The new contract would allow managers to change everything about their job – from their shift rotas to their job titles.
The rigged system was also shown when a high court judge granted an injunction against the Communication Workers Union for ‘infringing’ balloting rules.
Millions of workers are trapped in low pay, zero hours contracts, bogus self-employment and unending agency work.
Workers’ wages still haven’t recovered from the 2008 financial crisis and inequality is sky high.
This is no accident. It’s the result of deliberate choices by the current government and the previous Conservative-Lib Dem coalition to dismantle the employment rights that working people rely on for protection at work, to drive down wages and create a climate of insecurity in the workplace.
Over the last decade, these governments have doubled the qualifying period for unfair dismissal, passed the 2016 Trade Union Act to limit workers’ right to organise and join unions, and shamefully refused to ban zero-hours contracts.
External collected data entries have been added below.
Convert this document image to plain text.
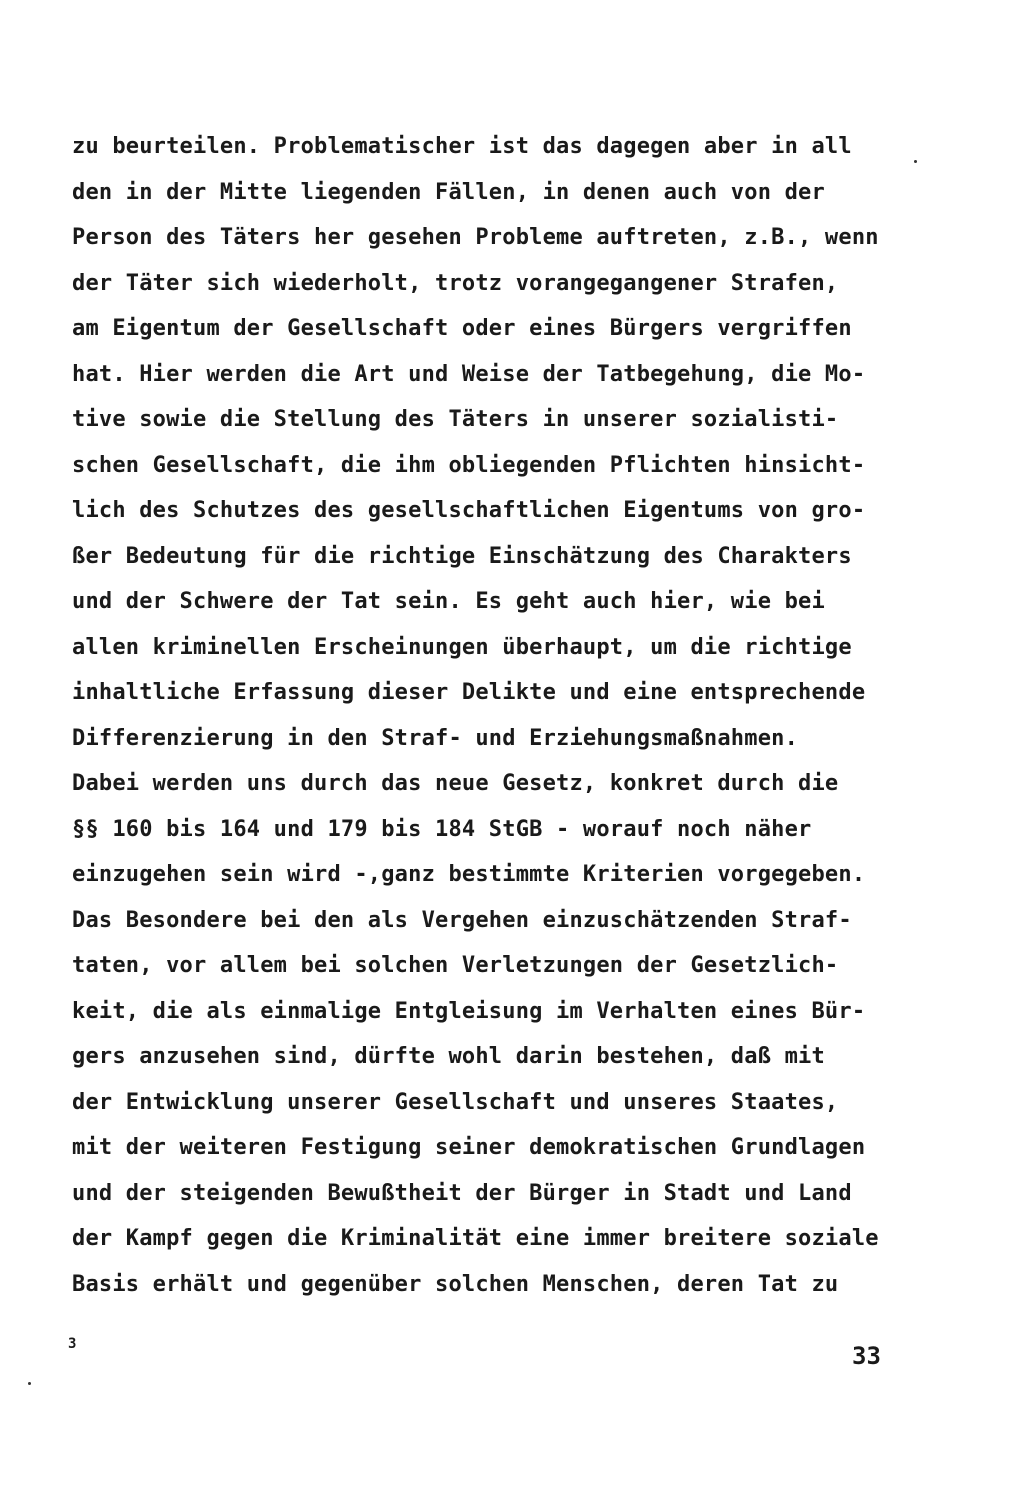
zu beurteilen. Problematischer ist das dagegen aber in all
den in der Mitte liegenden Fällen, in denen auch von der
Person des Täters her gesehen Probleme auftreten, z.B., wenn
der Täter sich wiederholt, trotz vorangegangener Strafen,
am Eigentum der Gesellschaft oder eines Bürgers vergriffen
hat. Hier werden die Art und Weise der Tatbegehung, die Mo-
tive sowie die Stellung des Täters in unserer sozialisti-
schen Gesellschaft, die ihm obliegenden Pflichten hinsicht-
lich des Schutzes des gesellschaftlichen Eigentums von gro-
ßer Bedeutung für die richtige Einschätzung des Charakters
und der Schwere der Tat sein. Es geht auch hier, wie bei
allen kriminellen Erscheinungen überhaupt, um die richtige
inhaltliche Erfassung dieser Delikte und eine entsprechende
Differenzierung in den Straf- und Erziehungsmaßnahmen.
Dabei werden uns durch das neue Gesetz, konkret durch die
§§ 160 bis 164 und 179 bis 184 StGB - worauf noch näher
einzugehen sein wird -,ganz bestimmte Kriterien vorgegeben.
Das Besondere bei den als Vergehen einzuschätzenden Straf-
taten, vor allem bei solchen Verletzungen der Gesetzlich-
keit, die als einmalige Entgleisung im Verhalten eines Bür-
gers anzusehen sind, dürfte wohl darin bestehen, daß mit
der Entwicklung unserer Gesellschaft und unseres Staates,
mit der weiteren Festigung seiner demokratischen Grundlagen
und der steigenden Bewußtheit der Bürger in Stadt und Land
der Kampf gegen die Kriminalität eine immer breitere soziale
Basis erhält und gegenüber solchen Menschen, deren Tat zu
3	33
The general election is a chance to put things right.
We know that when workers join together they can make their working lives better.
Workplaces with collective agreements negotiated by trade unions have higher pay, shorter working hours, better holiday and sick pay, more family-friendly measures, better policies to promote equality at work, and better health and safety.
Labour is proposing that workers will have the right to organise and win union rights at work. Workers will have the right to collectively bargain with their employers through trade unions to secure decent pay and better working conditions in their workplace and across industries; employment rights from day one and four new public holidays.
We desperately need new laws to end exploitation and to protect insecure workers from bogus self employment and a ban on zero-hours contracts as is being proposed by Labour’s manifesto.
Other countries such Ireland and New Zealand have banned zero hours contacts – so why not the UK?
And we don’t just need to fight for new rights. We need to defend the ones we still have including those derived from the European Union such as the working time regulations, protection for agency and temporary workers and workers whose jobs could be effected by takeovers and mergers, rights to information and consultation.
Trade unions have been clear that the Brexit deal Boris Johnson has negotiated – or a no-deal Brexit – would be a disaster for working people.
Leaked documents suggest the Johnson government is deliberately manoeuvring to downgrade UK workers’ rights in any post-Brexit trade deal with the EU.
That could open the door to those politicians who want to turn the UK into a low wage, protection-free ‘Singapore on Thames’ style economy.
And it would allow bad bosses to slash workers’ rights that are currently protected by EU legislation such as paid holidays, work breaks, parental rights, protections for part-time and agency workers and protection for workers when companies are subject to take overs and mergers.
It’s time to stand up for what trade unionists believe in, to protect our hard-won rights at work and to fight for Labour’s new deal for workers, in Labour’s excellent manifesto.